Classificações são incapacitantes, porque as crianças acreditam no que lhes dizemos. Se tivermos
que classificar algo, que seja o ambiente de ensino e não o aluno: em vez de "criança hiperativa",
vamos nos preocupar com as escolas "restritivas de atividade"; em vez de alunos com "falta de
atenção", deveríamos pensar nas aulas com "falta de inspiração"; em vez de "criança com fobia
escolar" deveríamos usar palavras mais honestas como "ansiosa" e "amedrontada", e tomar mais
cuidado ao pesquisar o motivo da ansiedade. Usando a Navalha de Occam, vamos procurar a teoria
mais simples que explique os fatos e não a mais complicada e obscura. Um ambiente estressante,
punitivo e ameaçador é mais do que suficiente para explicar os problemas de aprendizagem. Não
precisamos nos confundir com termos técnicos, teorias sem comprovação científica e bodes
expiatórios para preservar uma instituição social que falhou com nossos filhos.

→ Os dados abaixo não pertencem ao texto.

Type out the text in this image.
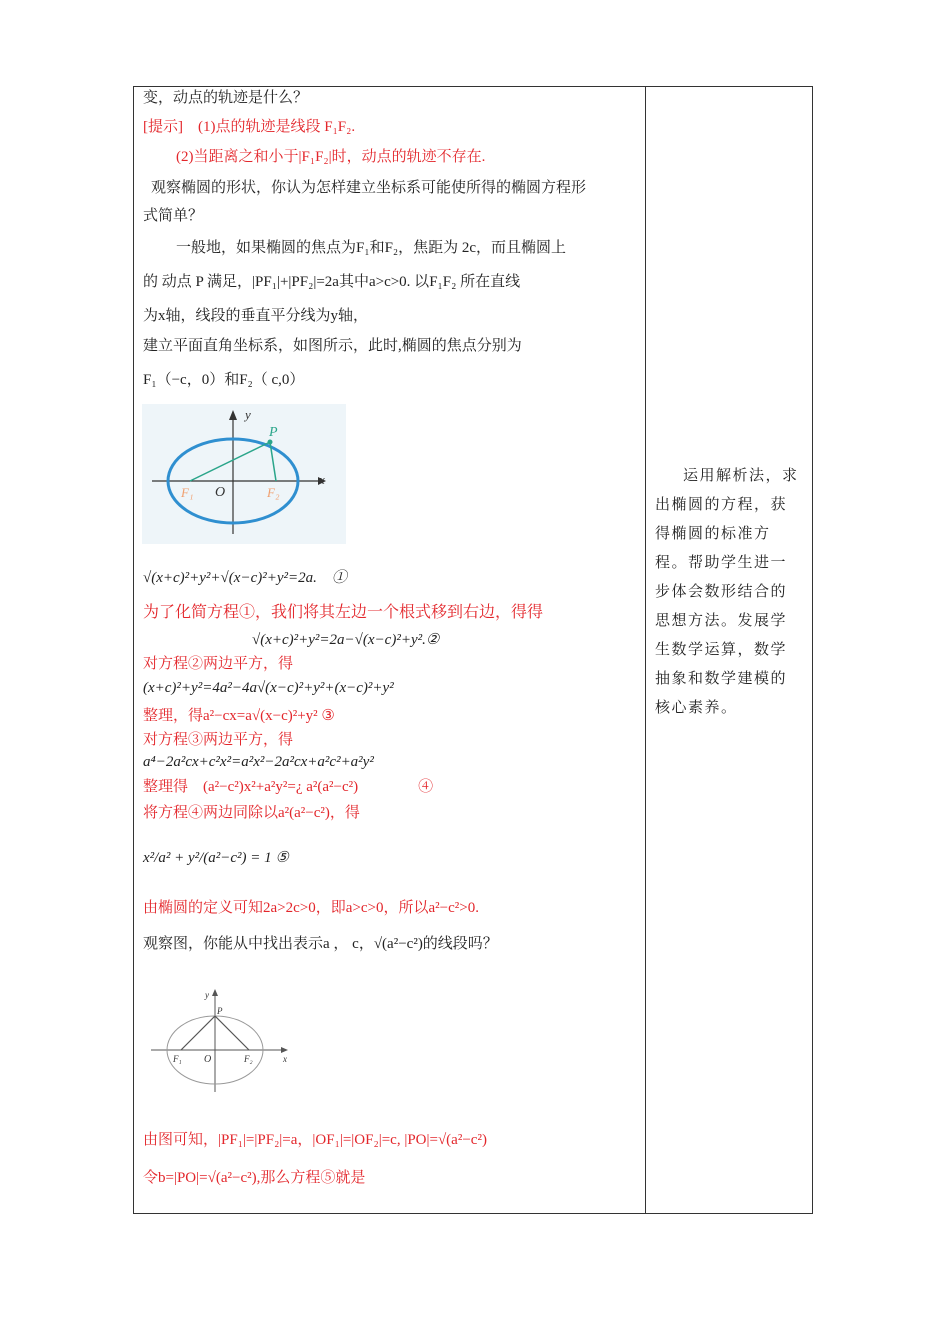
变，动点的轨迹是什么？
[提示]　(1)点的轨迹是线段 F₁F₂.
(2)当距离之和小于|F₁F₂|时，动点的轨迹不存在.
观察椭圆的形状，你认为怎样建立坐标系可能使所得的椭圆方程形
式简单？
一般地，如果椭圆的焦点为F₁和F₂，焦距为 2c，而且椭圆上
的 动点 P 满足，|PF₁|+|PF₂|=2a其中a>c>0. 以F₁F₂ 所在直线
为x轴，线段的垂直平分线为y轴，
建立平面直角坐标系，如图所示，此时,椭圆的焦点分别为
F₁（−c，0）和F₂（ c,0）
y
x
O
P
F₁	F₂
√(x+c)²+y²+√(x−c)²+y²=2a.　①
为了化简方程①，我们将其左边一个根式移到右边，得得
√(x+c)²+y²=2a−√(x−c)²+y².②
对方程②两边平方，得
(x+c)²+y²=4a²−4a√(x−c)²+y²+(x−c)²+y²
整理，得a²−cx=a√(x−c)²+y² ③
对方程③两边平方，得
a⁴−2a²cx+c²x²=a²x²−2a²cx+a²c²+a²y²
整理得　(a²−c²)x²+a²y²=¿ a²(a²−c²)　　　　④
将方程④两边同除以a²(a²−c²)，得
x²/a² + y²/(a²−c²) = 1 ⑤
由椭圆的定义可知2a>2c>0，即a>c>0，所以a²−c²>0.
观察图，你能从中找出表示a ， c，√(a²−c²)的线段吗？
y
x
O
P
F₁	F₂
由图可知，|PF₁|=|PF₂|=a，|OF₁|=|OF₂|=c, |PO|=√(a²−c²)
令b=|PO|=√(a²−c²),那么方程⑤就是
运用解析法，求
出椭圆的方程，获
得椭圆的标准方
程。帮助学生进一
步体会数形结合的
思想方法。发展学
生数学运算，数学
抽象和数学建模的
核心素养。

Como devemos agir então? Norman Henchey, professor da Universidade MacGill, recomenda
"repensar totalmente a escolarização compulsória". Norman Henchey defende a volta à
escolarização em casa e a "outras vias de amadurecimento... programas de formação de
aprendizes, serviços de ensino formais e informais, servico público". Talvez assim possamos honrar
o estilo individual de aprendizado de cada criança e, como pede o Dr. Armstrong, "dar às crianças a
motivação de que necessitam para se sentirem seres humanos competentes e bem-sucedidos". As
crianças nasceram para aprencer. Elas merecem ter um ambiente de ensino seguro e estimulante,
onde possam aprender em uma atmosfera de paciência, respeito, delicadeza e confianca, sem
ameaças, coerção ou cinismo. Como Einstein nos alertou muitos anos atrás, "é um grave erro
acreditar que o prazer de observar e pesquisar possam ser incutidos pela coerção".
Toda criança é uma criança bem-dotada.